Насекомое - они всегда рядом

Александр Чубанов
«Лес рубят – щепки летят». А какие, позвольте Вас спросить, и куда они летят, когда учат людей. Какой мусор образуется на священном поле всеобщего образования? Для того ли учат грамоте, чтоб человек, овладев ею, строчил анонимки, затем ли преподают математику, чтоб считать чужие доходы? А уж как поведет себя подлый ум, изучив законы высших материй…

Стеблев судорожным движением отшвырнул книгу, брезгливо дернулся всем своим сухим длинным телом и, зажмурив для точности прицела левый глаз, несколько раз звонко шлепнул по своему огромному письменному столу, наскоро скрученной, газетой.

- Принес какую-то тварь с книгами от Соколова, – пробормотал Петр Борисович, приземляясь в похожее от старости на капустный лист кресло. – Черт бы побрал этого профессора, развел в своей макулатуре неизвестно кого!

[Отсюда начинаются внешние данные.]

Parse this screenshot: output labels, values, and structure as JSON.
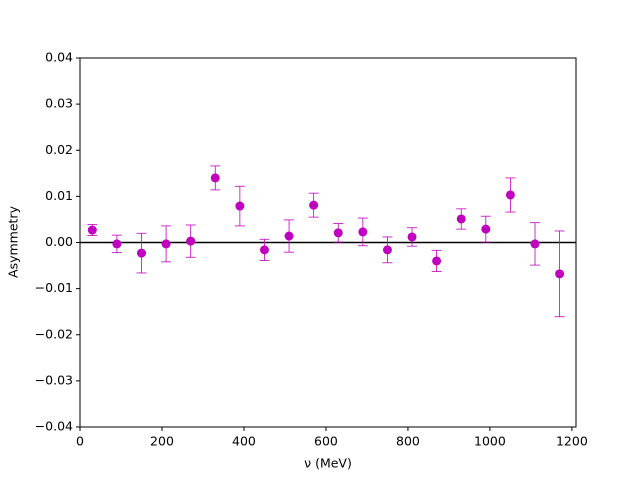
{
  "chart_data": {
    "type": "errorbar",
    "xlabel": "ν (MeV)",
    "ylabel": "Asymmetry",
    "x": [
      30,
      90,
      150,
      210,
      270,
      330,
      390,
      450,
      510,
      570,
      630,
      690,
      750,
      810,
      870,
      930,
      990,
      1050,
      1110,
      1170
    ],
    "series": [
      {
        "color": "#bf00bf",
        "values": [
          0.0027,
          -0.0003,
          -0.0023,
          -0.0003,
          0.0003,
          0.014,
          0.0079,
          -0.0016,
          0.0014,
          0.0081,
          0.0021,
          0.0023,
          -0.0016,
          0.0012,
          -0.004,
          0.0051,
          0.0029,
          0.0103,
          -0.0003,
          -0.0068
        ],
        "errors": [
          0.0012,
          0.0019,
          0.0043,
          0.0039,
          0.0035,
          0.0026,
          0.0043,
          0.0023,
          0.0035,
          0.0026,
          0.002,
          0.003,
          0.0028,
          0.002,
          0.0023,
          0.0022,
          0.0028,
          0.0037,
          0.0046,
          0.0093
        ]
      }
    ],
    "reference_line": 0,
    "xlim": [
      0,
      1210
    ],
    "xticks": [
      0,
      200,
      400,
      600,
      800,
      1000,
      1200
    ],
    "ylim": [
      -0.04,
      0.04
    ],
    "yticks": [
      {
        "value": -0.04,
        "label": "−0.04"
      },
      {
        "value": -0.03,
        "label": "−0.03"
      },
      {
        "value": -0.02,
        "label": "−0.02"
      },
      {
        "value": -0.01,
        "label": "−0.01"
      },
      {
        "value": 0,
        "label": "0.00"
      },
      {
        "value": 0.01,
        "label": "0.01"
      },
      {
        "value": 0.02,
        "label": "0.02"
      },
      {
        "value": 0.03,
        "label": "0.03"
      },
      {
        "value": 0.04,
        "label": "0.04"
      }
    ]
  }
}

Стеблев был сильно обижен на Соколова, своего начальника и научного руководителя за его требовательность и высокую принципиальность. Кроме того, у Петра Борисовича не шли дела с кандидатской диссертацией, и он страшно завидовал профессору, доктору физико-математических наук, за его крупные научные достижения и авторитет в академическом мире. Впрочем, Стеблев не любил и остальных своих коллег по работе, как и соседей, родственников и знакомых…

«Придет мой черед… я им еще покажу… они еще пожалеют…» - думал Петр Борисович, приглаживая растрепанные волосы.

Предавшись фантазиям на тему последней мысли, шепелявя что-то себе под нос, аспирант снял и, не спеша, привычным движением протер огромные для его мелкого лица очки. Когда они снова вернулись на красную от постоянной предельной нагрузки переносицу, между книг опять кто-то пробежал. Стеблев хлестко ударил ладонью, на пол с грохотом упали какие-то вещи.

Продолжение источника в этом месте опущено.